One man I called started crying on the phone when I told him.  It broke my heart, but it also warmed my heart to hear how much Dad had meant to this friend.

I guess I'm not in shock anymore, and it's starting to sink in that he's not coming back.  I'm glad he's not in pain anymore. 

Thanks to the peeps who left me comforting comments, I reallly appreciate it.  People react weirdly to death.  Someone who I thought I was close to didn't even call, but sent an impersonal card, which really hurt.  But other people know just what you need and are very thoughtful, and I'm grateful for those people. 

Friday, July 15, 2011

My Dad Died Today

I can't even fathom it.  He wasn't in great health, but this was sudden.  He'd been admitted to the hospital yesterday and then last night he had some kind of heart attack that got him airlifted from Port Angeles, WA to Seattle.  He had an irregular heartbeat on arrival.  They performed CPR for 45 minutes and couldn't revive him.

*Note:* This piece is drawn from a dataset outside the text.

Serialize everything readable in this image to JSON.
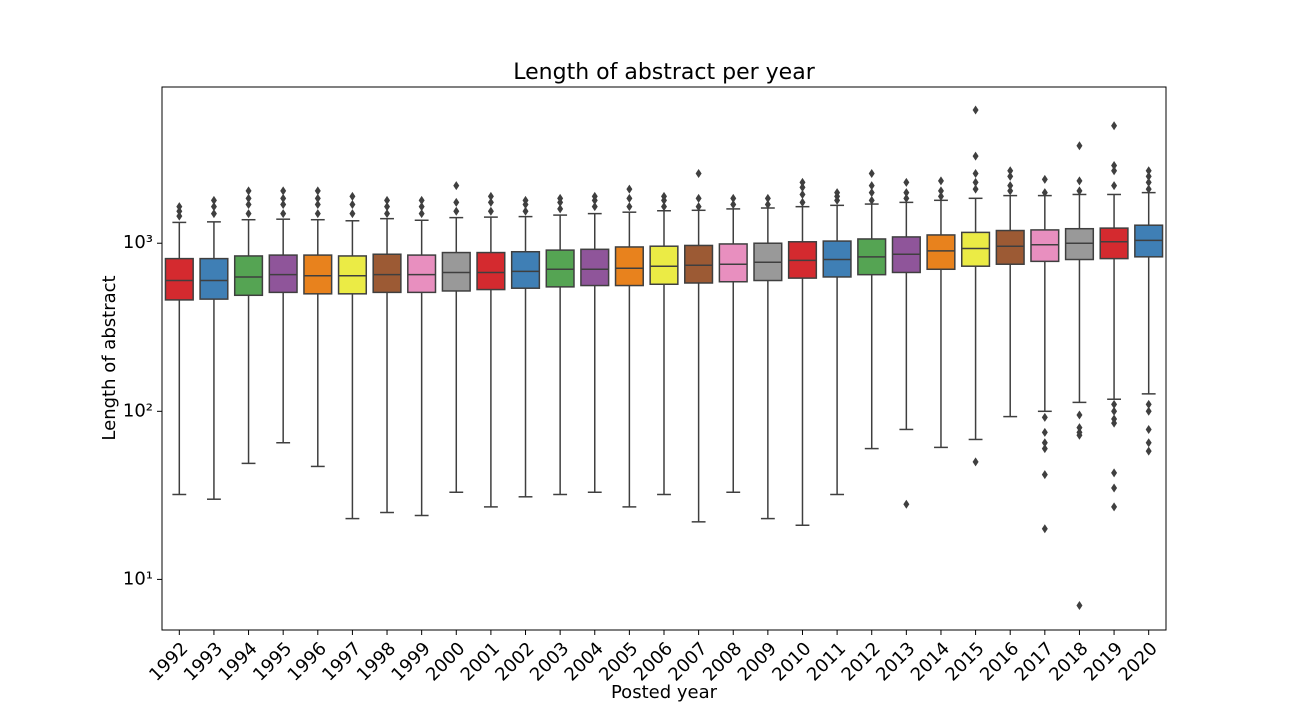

And I'm 2000 miles away.  I want to hug my Mom.  I just can't fathom it.

Saturday, May 21, 2011

Another Postcrossing Postcard

I like it.  So did the recipient. I think it might have even gotten favorited.  Now there's a word I don't mind seeing transformed from a noun into a verb--favorite.  But "friended" annoys me, and "unfriended" is just so brutal.

Saturday, April 30, 2011

New Zines!

Yes, I have TWO new zines!  Firstly, there's my new migraine zine, a long time coming. 

I've been working on it off and on for about 8 months.  It's all about my fun having migraines!  (I got the cover picture from an old kids' chemistry book) Whee!  Actually, it sucks having migraines, and I was trying to do something constructive in creating this zine.  It's more entertaining than you would expect, really!  Several friends who get migraines have told me they really liked it.  You can read more about it and buy it through  my Etsy shop, or if you have a zine you'd like to trade, email me directly.

My other zine is a mini-zine that I just created in the last couple of weeks for a Swap-bot swap.  I thought it turned out great, so I'm making more and selling it. Here's a picture of it in process:

This was my work area Easter night, after everyone else had gone to bed.  You can see the collage I started with, and my mock-up next to it.  And all my fun supplies.  No PEZ was used in the making of this zine, sorry. My daughter just happened to leave those there when she went to bed (she got a bunny PEZ in her Easter basket, and then she went and found the Santa PEZ from Christmas so they could be friends).

This is my first mini-zine.  I have been meaning to try one for a long time, and then I got a sheet with instructions on how to make a one-sheet zine as part of a trade at Artfest, and I immediately started fiddling with paper to see how it worked.

  Then I did a collage for background before I ever knew what I was going to put in the zine.  Then I was looking for something else, and flipping through photo albums from our vacations...and saw some funny pics of me with roadside attractions and cartoon characters at amusement parks, and an idea formed! 

 I also happened across a poem I had published, and decided I'd include a couple of my favorite short poems. And viola!

The finished minis.

Here's a peek at the inside, and you can see I packed a lot in there.  You can see more and buy it in my Etsy shop, or think of something handmade you'd like to trade, like another mini-zine or a chunky ATC or something.  I love trades!

Friday, April 29, 2011

What I Made Today

I made this postcard for my latest Postcrossing recipient.  It's collage, stamping, and doodling.